This doesn't seem quite correct. For one thing the final condition does not make sense as written. It should probably be  " It is not the case that $d_{2i}=a_{2i+1}$ (so $d_{2i-1}=0$) for all large enough $i$ " (equivalently "$d_{2i} \lt a_{2i+1}$ infinitely often") .  One would also want the similar condition for the situation $d_{2i-1}=a_{2i}.$ 

Perhaps $d_0$ can be any integer, positive or negative. Otherwise there is certainly an upper bound (perhap$(a_0+1)\theta_1$) on the  $\beta$  which can be expressed. 
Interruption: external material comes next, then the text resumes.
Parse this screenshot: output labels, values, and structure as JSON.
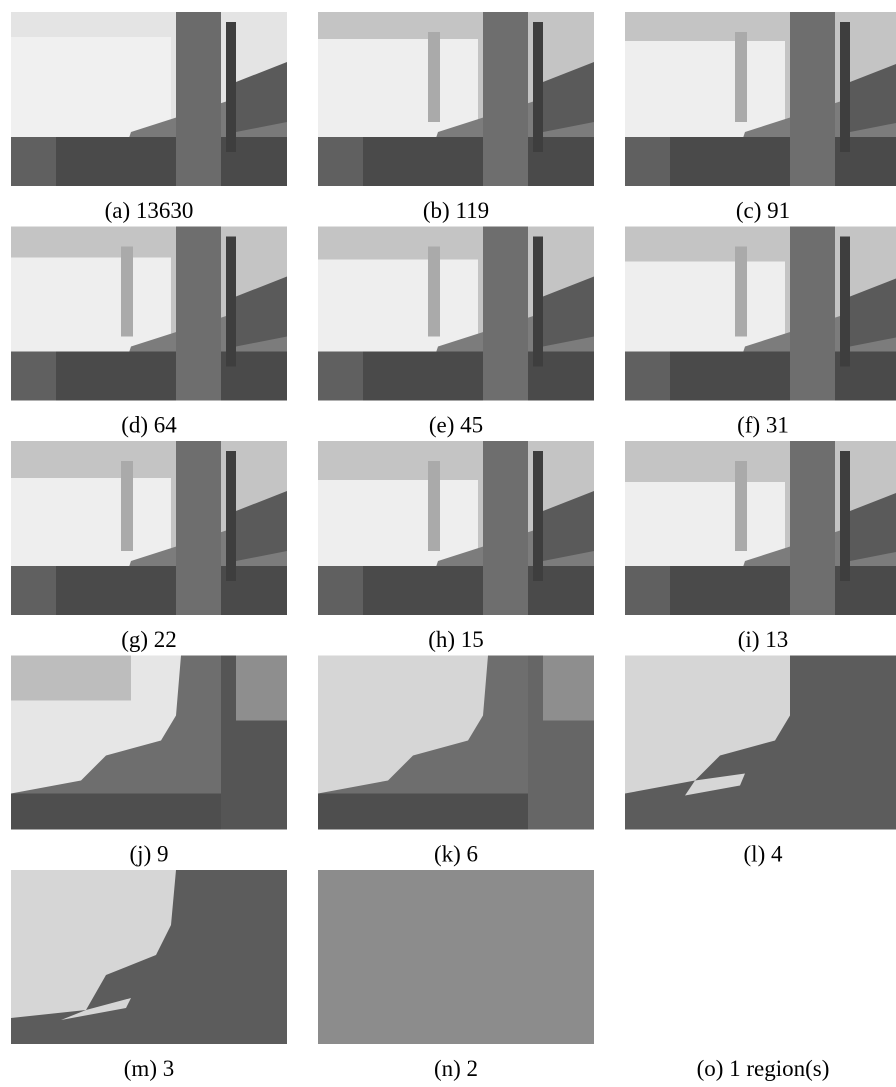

HOWEVER, something along these lines should be true. You could likely discover then prove it by (imagining that) you are looking at an example such as $\sqrt{3}=[3;3,3,3,\cdots]$, considering the sums with $d_i=0$ for $i \gt N$ and where they are: The following would seem to  need to be true along with the obvious extensions. Only the indicated inequalities actually need to be justified.  $$0 \lt \theta_0 \lt 2\theta_0 \lt 3\theta_0$$  $$(d_0-1)\theta_0 \lt^? d_0\theta_0+3\theta_1 \lt d_0\theta_0+2\theta_1 \lt d_0\theta_0+\theta_1 \lt d_0\theta_0 $$ 

$$d_1\theta_1 \lt d_1\theta_1+\theta_2 \lt d_1\theta_1+2\theta_2\lt d_1\theta_1+3\theta_2  \lt^? (d_1-1)\theta_1$$

Describe what happens (for general $\alpha$), prove it using the properties of continued fractions, figure out what breaks down with $d_i=a_{i+1}$ and $d_{i-1} \ne 0$ and with having the (correct) final conditions fail.

**Later** A alternating in sign sequence $|\theta_0| \gt |\theta_2| \gt \cdots$  from a continued fraction has many properties but perhaps only some of them are needed for the result you wish (whatever it is). It might be helpful to just analyze what has to be true for the result to hold.